Alcançamos muitos méritos. - Qual foi o principal merecimento do patriarca Abraão no seu sacrifício? Foi a obediência pronta, heróica, em executar as ordens de Deus? Não: o principal mérito do santo patriarca consistiu em não olhar ao que dirão, em desprezar com espírito magnânimo os ditos a que a sua obediência o expunha.
Vendo-o tomar o cutelo, diriam: aquilo é um bárbaro: vendo-o descarregar o golpe, sem derramar uma lágrima, sem lançar um ai, sem desviar sequer o rosto, acrescentariam: aquilo é um tigre e não um homem, um algoz e não um pai! 
Não temeu, diz São Zenão, que o tivessem por cruel e filicida: antes, para mostrar a sua submissão, alegrava-se de Deus, Nosso Senhor, lhe ter ordenado sacrifício tão penoso. Está nisto o incomparável mérito do grande patriarca. 
Imaginemos que todo o mundo em vez de nos escarnecer e motejar nos louva e aplaude por sermos cristãos.

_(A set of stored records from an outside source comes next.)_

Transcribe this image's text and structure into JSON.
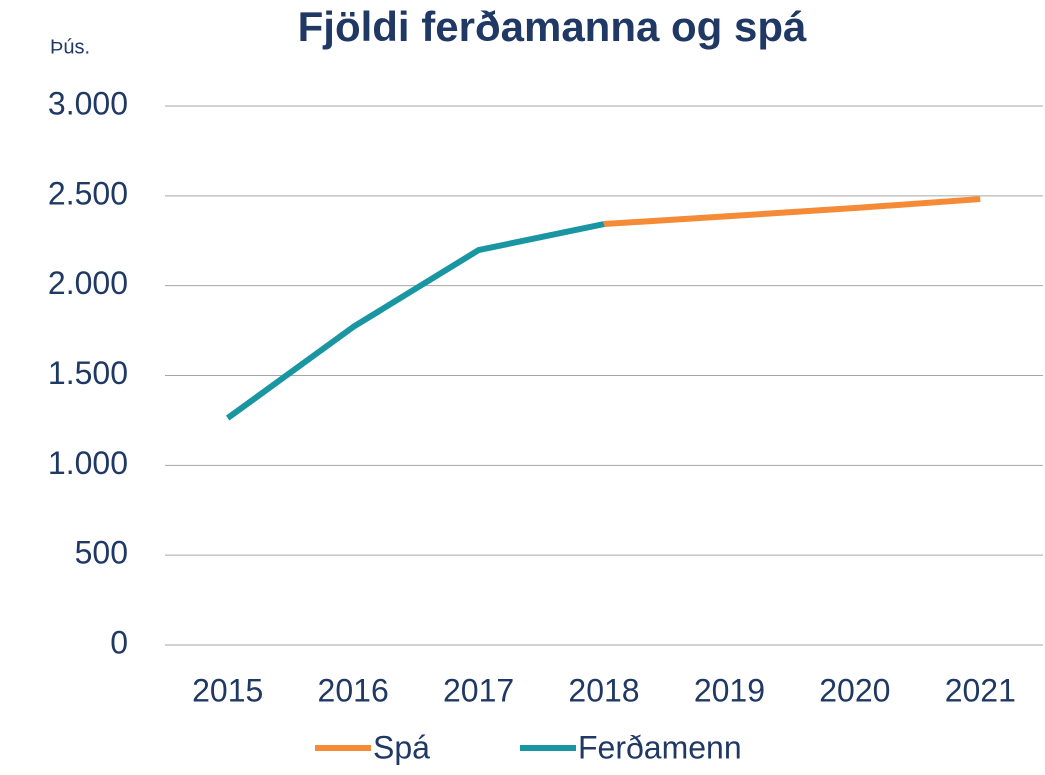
{
  "chart_data": {
    "type": "line",
    "title": "Fjöldi ferðamanna og spá",
    "unit_label": "Þús.",
    "categories": [
      "2015",
      "2016",
      "2017",
      "2018",
      "2019",
      "2020",
      "2021"
    ],
    "series": [
      {
        "name": "Spá",
        "color": "#f58b36",
        "values": [
          null,
          null,
          null,
          2343,
          2387,
          2432,
          2482
        ]
      },
      {
        "name": "Ferðamenn",
        "color": "#1a96a3",
        "values": [
          1263,
          1770,
          2198,
          2343,
          null,
          null,
          null
        ]
      }
    ],
    "ylim": [
      0,
      3000
    ],
    "yticks": [
      0,
      500,
      {
        "value": 1000,
        "label": "1.000"
      },
      {
        "value": 1500,
        "label": "1.500"
      },
      {
        "value": 2000,
        "label": "2.000"
      },
      {
        "value": 2500,
        "label": "2.500"
      },
      {
        "value": 3000,
        "label": "3.000"
      }
    ],
    "grid": true,
    "legend": "bottom"
  }
}
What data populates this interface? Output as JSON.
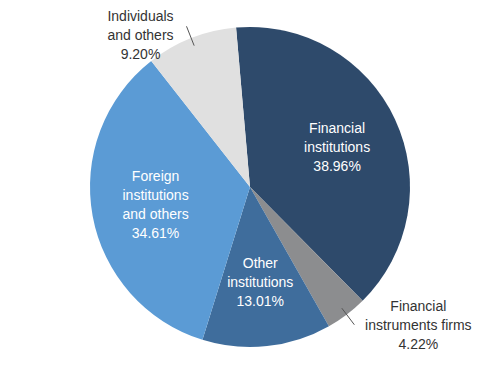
{
  "chart_data": {
    "type": "pie",
    "categories": [
      "Financial institutions",
      "Financial instruments firms",
      "Other institutions",
      "Foreign institutions and others",
      "Individuals and others"
    ],
    "values": [
      38.96,
      4.22,
      13.01,
      34.61,
      9.2
    ],
    "value_labels": [
      "38.96%",
      "4.22%",
      "13.01%",
      "34.61%",
      "9.20%"
    ],
    "colors": [
      "#2e4a6b",
      "#8c8d8f",
      "#3f6d9c",
      "#5b9bd5",
      "#e0e0e0"
    ],
    "data_labels": true
  }
}
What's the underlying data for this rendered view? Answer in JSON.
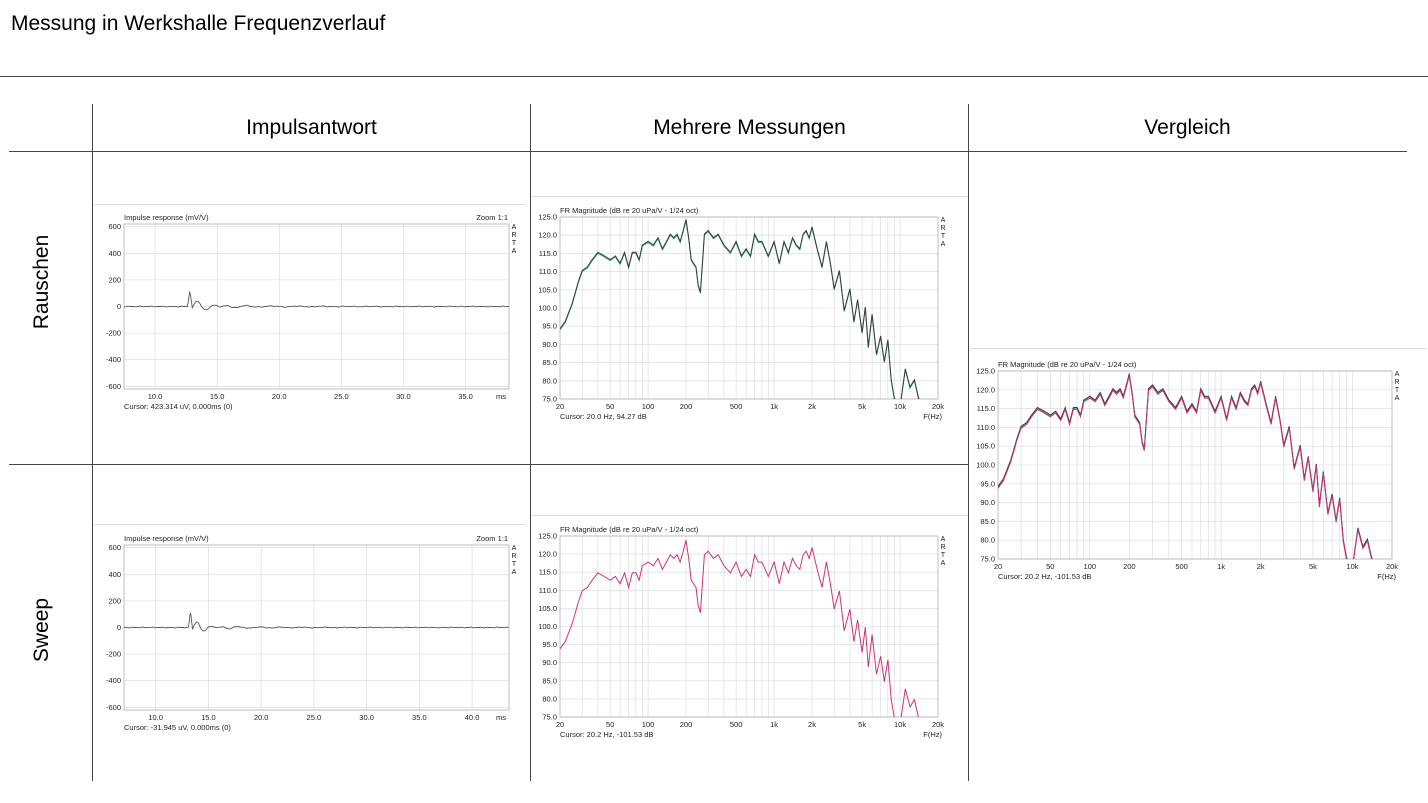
{
  "page": {
    "title": "Messung in Werkshalle Frequenzverlauf"
  },
  "columns": [
    "Impulsantwort",
    "Mehrere Messungen",
    "Vergleich"
  ],
  "rows": [
    "Rauschen",
    "Sweep"
  ],
  "colors": {
    "grid": "#d8d8d8",
    "frame": "#b0b0b0",
    "trace_gray": "#555555",
    "trace_green": "#2db37a",
    "trace_pink": "#cc3377",
    "trace_dark": "#3a3a3a"
  },
  "chart_data": [
    {
      "id": "ir_rauschen",
      "type": "line",
      "title": "Impulse response (mV/V)",
      "zoom": "Zoom 1:1",
      "arta": [
        "A",
        "R",
        "T",
        "A"
      ],
      "cursor": "Cursor: 423.314 uV, 0.000ms (0)",
      "xlabel": "ms",
      "xlim": [
        7.5,
        38.5
      ],
      "ylim": [
        -620,
        620
      ],
      "xticks": [
        10,
        15,
        20,
        25,
        30,
        35
      ],
      "xtick_labels": [
        "10.0",
        "15.0",
        "20.0",
        "25.0",
        "30.0",
        "35.0"
      ],
      "yticks": [
        600,
        400,
        200,
        0,
        -200,
        -400,
        -600
      ],
      "ytick_labels": [
        "600",
        "400",
        "200",
        "0",
        "-200",
        "-400",
        "-600"
      ],
      "impulse_ms": 12.8,
      "series": [
        {
          "values_ms": [
            7.5,
            12.5,
            12.8,
            13.1,
            13.5,
            14.0,
            15.0,
            20.0,
            38.5
          ],
          "values": [
            0,
            10,
            110,
            -30,
            -45,
            20,
            -10,
            5,
            0
          ]
        }
      ]
    },
    {
      "id": "ir_sweep",
      "type": "line",
      "title": "Impulse response (mV/V)",
      "zoom": "Zoom 1:1",
      "arta": [
        "A",
        "R",
        "T",
        "A"
      ],
      "cursor": "Cursor: -31.945 uV, 0.000ms (0)",
      "xlabel": "ms",
      "xlim": [
        7.0,
        43.5
      ],
      "ylim": [
        -620,
        620
      ],
      "xticks": [
        10,
        15,
        20,
        25,
        30,
        35,
        40
      ],
      "xtick_labels": [
        "10.0",
        "15.0",
        "20.0",
        "25.0",
        "30.0",
        "35.0",
        "40.0"
      ],
      "yticks": [
        600,
        400,
        200,
        0,
        -200,
        -400,
        -600
      ],
      "ytick_labels": [
        "600",
        "400",
        "200",
        "0",
        "-200",
        "-400",
        "-600"
      ],
      "impulse_ms": 13.3,
      "series": [
        {
          "values_ms": [
            7.0,
            13.0,
            13.3,
            13.6,
            14.0,
            14.5,
            15.5,
            20.0,
            43.5
          ],
          "values": [
            0,
            10,
            115,
            -30,
            -50,
            20,
            -10,
            5,
            0
          ]
        }
      ]
    },
    {
      "id": "fr_rauschen",
      "type": "line",
      "title": "FR Magnitude (dB re 20 uPa/V - 1/24 oct)",
      "arta": [
        "A",
        "R",
        "T",
        "A"
      ],
      "cursor": "Cursor: 20.0 Hz, 94.27 dB",
      "xlabel": "F(Hz)",
      "xscale": "log",
      "xlim": [
        20,
        20000
      ],
      "ylim": [
        75,
        125
      ],
      "xticks": [
        20,
        50,
        100,
        200,
        500,
        1000,
        2000,
        5000,
        10000,
        20000
      ],
      "xtick_labels": [
        "20",
        "50",
        "100",
        "200",
        "500",
        "1k",
        "2k",
        "5k",
        "10k",
        "20k"
      ],
      "yticks": [
        125,
        120,
        115,
        110,
        105,
        100,
        95,
        90,
        85,
        80,
        75
      ],
      "ytick_labels": [
        "125.0",
        "120.0",
        "115.0",
        "110.0",
        "105.0",
        "100.0",
        "95.0",
        "90.0",
        "85.0",
        "80.0",
        "75.0"
      ],
      "series": [
        {
          "traces": [
            "green",
            "dark"
          ],
          "x": [
            20,
            22,
            25,
            28,
            30,
            33,
            36,
            40,
            45,
            50,
            55,
            60,
            65,
            70,
            75,
            80,
            85,
            90,
            100,
            110,
            120,
            130,
            140,
            150,
            160,
            170,
            180,
            190,
            200,
            210,
            220,
            240,
            250,
            260,
            280,
            300,
            330,
            360,
            400,
            450,
            500,
            550,
            600,
            650,
            700,
            750,
            800,
            900,
            1000,
            1100,
            1200,
            1300,
            1400,
            1500,
            1600,
            1700,
            1800,
            1900,
            2000,
            2200,
            2400,
            2600,
            2800,
            3000,
            3300,
            3600,
            4000,
            4300,
            4600,
            5000,
            5300,
            5600,
            6000,
            6500,
            7000,
            7500,
            8000,
            8500,
            9000,
            10000,
            11000,
            12000,
            13000,
            14000,
            15000,
            16000
          ],
          "y": [
            94,
            96,
            101,
            107,
            110,
            111,
            113,
            115,
            114,
            113,
            114,
            112,
            115,
            111,
            115,
            115,
            113,
            117,
            118,
            117,
            119,
            116,
            118,
            120,
            119,
            120,
            118,
            121,
            124,
            119,
            113,
            111,
            106,
            104,
            120,
            121,
            119,
            120,
            117,
            115,
            118,
            114,
            116,
            114,
            120,
            118,
            118,
            114,
            118,
            112,
            118,
            115,
            119,
            117,
            116,
            120,
            121,
            119,
            122,
            116,
            111,
            118,
            112,
            105,
            110,
            99,
            105,
            96,
            102,
            93,
            100,
            89,
            98,
            87,
            92,
            85,
            91,
            80,
            75,
            72,
            83,
            78,
            80,
            75,
            73,
            72
          ]
        }
      ]
    },
    {
      "id": "fr_sweep",
      "type": "line",
      "title": "FR Magnitude (dB re 20 uPa/V - 1/24 oct)",
      "arta": [
        "A",
        "R",
        "T",
        "A"
      ],
      "cursor": "Cursor: 20.2 Hz, -101.53 dB",
      "xlabel": "F(Hz)",
      "xscale": "log",
      "xlim": [
        20,
        20000
      ],
      "ylim": [
        75,
        125
      ],
      "xticks": [
        20,
        50,
        100,
        200,
        500,
        1000,
        2000,
        5000,
        10000,
        20000
      ],
      "xtick_labels": [
        "20",
        "50",
        "100",
        "200",
        "500",
        "1k",
        "2k",
        "5k",
        "10k",
        "20k"
      ],
      "yticks": [
        125,
        120,
        115,
        110,
        105,
        100,
        95,
        90,
        85,
        80,
        75
      ],
      "ytick_labels": [
        "125.0",
        "120.0",
        "115.0",
        "110.0",
        "105.0",
        "100.0",
        "95.0",
        "90.0",
        "85.0",
        "80.0",
        "75.0"
      ],
      "series": [
        {
          "traces": [
            "pink"
          ],
          "x": [
            20,
            22,
            25,
            28,
            30,
            33,
            36,
            40,
            45,
            50,
            55,
            60,
            65,
            70,
            75,
            80,
            85,
            90,
            100,
            110,
            120,
            130,
            140,
            150,
            160,
            170,
            180,
            190,
            200,
            210,
            220,
            240,
            250,
            260,
            280,
            300,
            330,
            360,
            400,
            450,
            500,
            550,
            600,
            650,
            700,
            750,
            800,
            900,
            1000,
            1100,
            1200,
            1300,
            1400,
            1500,
            1600,
            1700,
            1800,
            1900,
            2000,
            2200,
            2400,
            2600,
            2800,
            3000,
            3300,
            3600,
            4000,
            4300,
            4600,
            5000,
            5300,
            5600,
            6000,
            6500,
            7000,
            7500,
            8000,
            8500,
            9000,
            10000,
            11000,
            12000,
            13000,
            14000,
            15000,
            16000
          ],
          "y": [
            94,
            96,
            101,
            107,
            110,
            111,
            113,
            115,
            114,
            113,
            114,
            112,
            115,
            111,
            115,
            115,
            113,
            117,
            118,
            117,
            119,
            116,
            118,
            120,
            119,
            120,
            118,
            121,
            124,
            119,
            113,
            111,
            106,
            104,
            120,
            121,
            119,
            120,
            117,
            115,
            118,
            114,
            116,
            114,
            120,
            118,
            118,
            114,
            118,
            112,
            118,
            115,
            119,
            117,
            116,
            120,
            121,
            119,
            122,
            116,
            111,
            118,
            112,
            105,
            110,
            99,
            105,
            96,
            102,
            93,
            100,
            89,
            98,
            87,
            92,
            85,
            91,
            80,
            75,
            72,
            83,
            78,
            80,
            75,
            73,
            72
          ]
        }
      ]
    },
    {
      "id": "fr_vergleich",
      "type": "line",
      "title": "FR Magnitude (dB re 20 uPa/V - 1/24 oct)",
      "arta": [
        "A",
        "R",
        "T",
        "A"
      ],
      "cursor": "Cursor: 20.2 Hz, -101.53 dB",
      "xlabel": "F(Hz)",
      "xscale": "log",
      "xlim": [
        20,
        20000
      ],
      "ylim": [
        75,
        125
      ],
      "xticks": [
        20,
        50,
        100,
        200,
        500,
        1000,
        2000,
        5000,
        10000,
        20000
      ],
      "xtick_labels": [
        "20",
        "50",
        "100",
        "200",
        "500",
        "1k",
        "2k",
        "5k",
        "10k",
        "20k"
      ],
      "yticks": [
        125,
        120,
        115,
        110,
        105,
        100,
        95,
        90,
        85,
        80,
        75
      ],
      "ytick_labels": [
        "125.0",
        "120.0",
        "115.0",
        "110.0",
        "105.0",
        "100.0",
        "95.0",
        "90.0",
        "85.0",
        "80.0",
        "75.0"
      ],
      "series": [
        {
          "traces": [
            "green",
            "dark",
            "pink"
          ],
          "x": [
            20,
            22,
            25,
            28,
            30,
            33,
            36,
            40,
            45,
            50,
            55,
            60,
            65,
            70,
            75,
            80,
            85,
            90,
            100,
            110,
            120,
            130,
            140,
            150,
            160,
            170,
            180,
            190,
            200,
            210,
            220,
            240,
            250,
            260,
            280,
            300,
            330,
            360,
            400,
            450,
            500,
            550,
            600,
            650,
            700,
            750,
            800,
            900,
            1000,
            1100,
            1200,
            1300,
            1400,
            1500,
            1600,
            1700,
            1800,
            1900,
            2000,
            2200,
            2400,
            2600,
            2800,
            3000,
            3300,
            3600,
            4000,
            4300,
            4600,
            5000,
            5300,
            5600,
            6000,
            6500,
            7000,
            7500,
            8000,
            8500,
            9000,
            10000,
            11000,
            12000,
            13000,
            14000,
            15000,
            16000
          ],
          "y": [
            94,
            96,
            101,
            107,
            110,
            111,
            113,
            115,
            114,
            113,
            114,
            112,
            115,
            111,
            115,
            115,
            113,
            117,
            118,
            117,
            119,
            116,
            118,
            120,
            119,
            120,
            118,
            121,
            124,
            119,
            113,
            111,
            106,
            104,
            120,
            121,
            119,
            120,
            117,
            115,
            118,
            114,
            116,
            114,
            120,
            118,
            118,
            114,
            118,
            112,
            118,
            115,
            119,
            117,
            116,
            120,
            121,
            119,
            122,
            116,
            111,
            118,
            112,
            105,
            110,
            99,
            105,
            96,
            102,
            93,
            100,
            89,
            98,
            87,
            92,
            85,
            91,
            80,
            75,
            72,
            83,
            78,
            80,
            75,
            73,
            72
          ]
        }
      ]
    }
  ]
}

Neste caso, quem deve e a quem? Deus a nós ou nós a Deus? “Os devedores, somos nós a Deus, diz São João Crisóstomo, devedores lhe somos da honra que nos tributam; mas se somos escarnecidos e motejados por Sua causa, Deus se faz nosso devedor.” Que coisa podemos desejar mais do que ter próprio Deus por devedor? Deus paga, cento por um, neste mundo e depois, o reino dos Céus. 

Reflexões e resoluções. - Agora, com os olhos da minha alma fixos em Jesus Crucificado, faço reflexões sobre a virtude sobrenatural da fé e tomo as resoluções de desenvolver e aperfeiçoar em mim esta grande virtude pela oração, dizendo com os Apóstolos: Senhor, aumentai em mim a fé; pelo exercício constante praticado, frequentes atos de fé como está escrito: “O justo vive da sua fé” e de professar sem temores nem respeitos humanos, de maneira que à hora da minha morte possa repetir como o Apóstolo São Paulo: - Cursum consummavi, fidem servavi; cheguei ao fim da minha vida e, durante toda ela, mostrei por obras que fui sempre verdadeiro cristão.
Maria Santíssima, minha boa Mãe, ajudai-me a ser fiel a estas resoluções. Assim seja.